Autre problème, celui du relogement de ces familles. La mairie demande aux familles de quitter les lieux mais ne propose pas de solution de relogement. "Reloger autant de familles est un dispositif très lourd et très couteux. Cela peut se faire, mais il faudra énormément de temps. Il faut que les familles quittent les lieux le plus tôt possible", explique Jean-Yves Langernier. "Selon nos informations, des familles ont les moyens de prendre un logement privé", ajoute Thomas Campeau. Pour l'heure, "aucune expulsion n'est à l'ordre du jour", indique le maire du Port. "Mais il faut que chacun prenne sa part de responsabilité. Les familles doivent partir", poursuit-il.

Sur place, dans le quartier du "triangle de l'Oasis", les habitants confirment la venue des agents de la mairie ce mardi 4 janvier.
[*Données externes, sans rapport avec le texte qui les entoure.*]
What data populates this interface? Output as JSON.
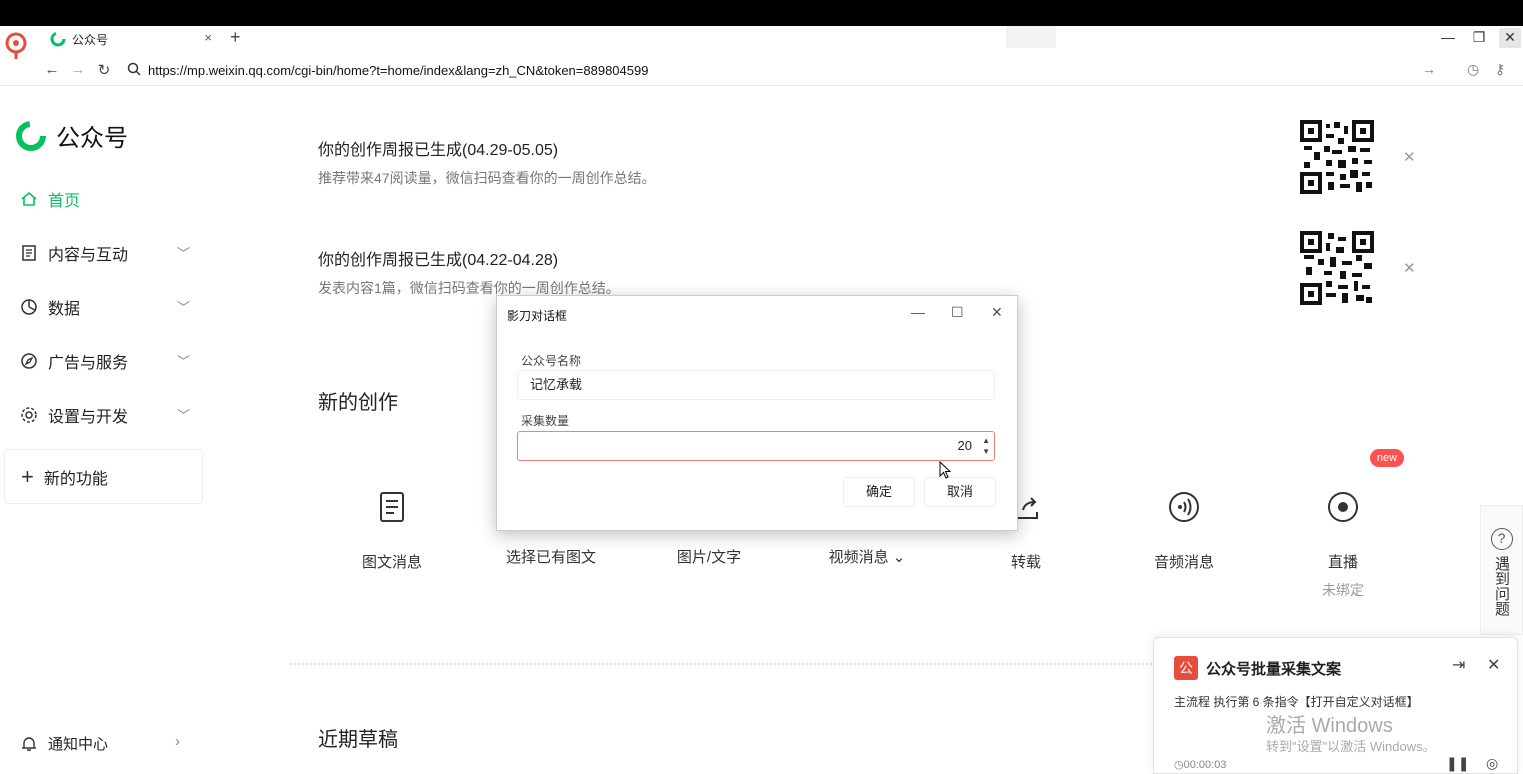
{
  "browser": {
    "tab_title": "公众号",
    "tab_close": "×",
    "new_tab": "+",
    "url": "https://mp.weixin.qq.com/cgi-bin/home?t=home/index&lang=zh_CN&token=889804599",
    "win_minimize": "—",
    "win_restore": "❐",
    "win_close": "✕"
  },
  "sidebar": {
    "brand": "公众号",
    "items": [
      {
        "label": "首页",
        "icon": "home-icon",
        "active": true
      },
      {
        "label": "内容与互动",
        "icon": "document-icon"
      },
      {
        "label": "数据",
        "icon": "chart-icon"
      },
      {
        "label": "广告与服务",
        "icon": "compass-icon"
      },
      {
        "label": "设置与开发",
        "icon": "gear-icon"
      }
    ],
    "new_feature": "新的功能",
    "notify": "通知中心"
  },
  "reports": [
    {
      "title": "你的创作周报已生成(04.29-05.05)",
      "subtitle": "推荐带来47阅读量，微信扫码查看你的一周创作总结。"
    },
    {
      "title": "你的创作周报已生成(04.22-04.28)",
      "subtitle": "发表内容1篇，微信扫码查看你的一周创作总结。"
    }
  ],
  "sections": {
    "new_creation": "新的创作",
    "recent_drafts": "近期草稿"
  },
  "creations": [
    {
      "label": "图文消息"
    },
    {
      "label": "选择已有图文"
    },
    {
      "label": "图片/文字"
    },
    {
      "label": "视频消息"
    },
    {
      "label": "转载"
    },
    {
      "label": "音频消息"
    },
    {
      "label": "直播",
      "sub": "未绑定"
    }
  ],
  "new_badge": "new",
  "help": {
    "text": "遇到问题",
    "mark": "?"
  },
  "dialog": {
    "title": "影刀对话框",
    "field1_label": "公众号名称",
    "field1_value": "记忆承载",
    "field2_label": "采集数量",
    "field2_value": "20",
    "ok": "确定",
    "cancel": "取消"
  },
  "panel": {
    "logo": "公",
    "title": "公众号批量采集文案",
    "step": "主流程 执行第 6 条指令【打开自定义对话框】",
    "activate_line1": "激活 Windows",
    "activate_line2": "转到\"设置\"以激活 Windows。",
    "time": "00:00:03"
  },
  "colors": {
    "accent": "#07c160",
    "badge": "#fa5151",
    "error_border": "#f08080",
    "panel_logo": "#e84c3d"
  }
}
Ils se disent "conscients" du risque que présente cette maladie mais avouent qu'ils ne quitteront pas leur logement. "Nous n'avons pas les moyens", explique Abadallah qui vit dans le quartier depuis près de 10 ans. "Mais si on nous propose une solution de relogement, bien sûr que nous partirons", termine t-il.

La saturnisme est une maladie correspondant à une intoxication aiguë ou chronique par le plomb. Il peut causer des troubles psycho-moteurs chez l'enfant. Il est également dangereux pour les femmes enceintes qui peuvent contaminer leur foetus.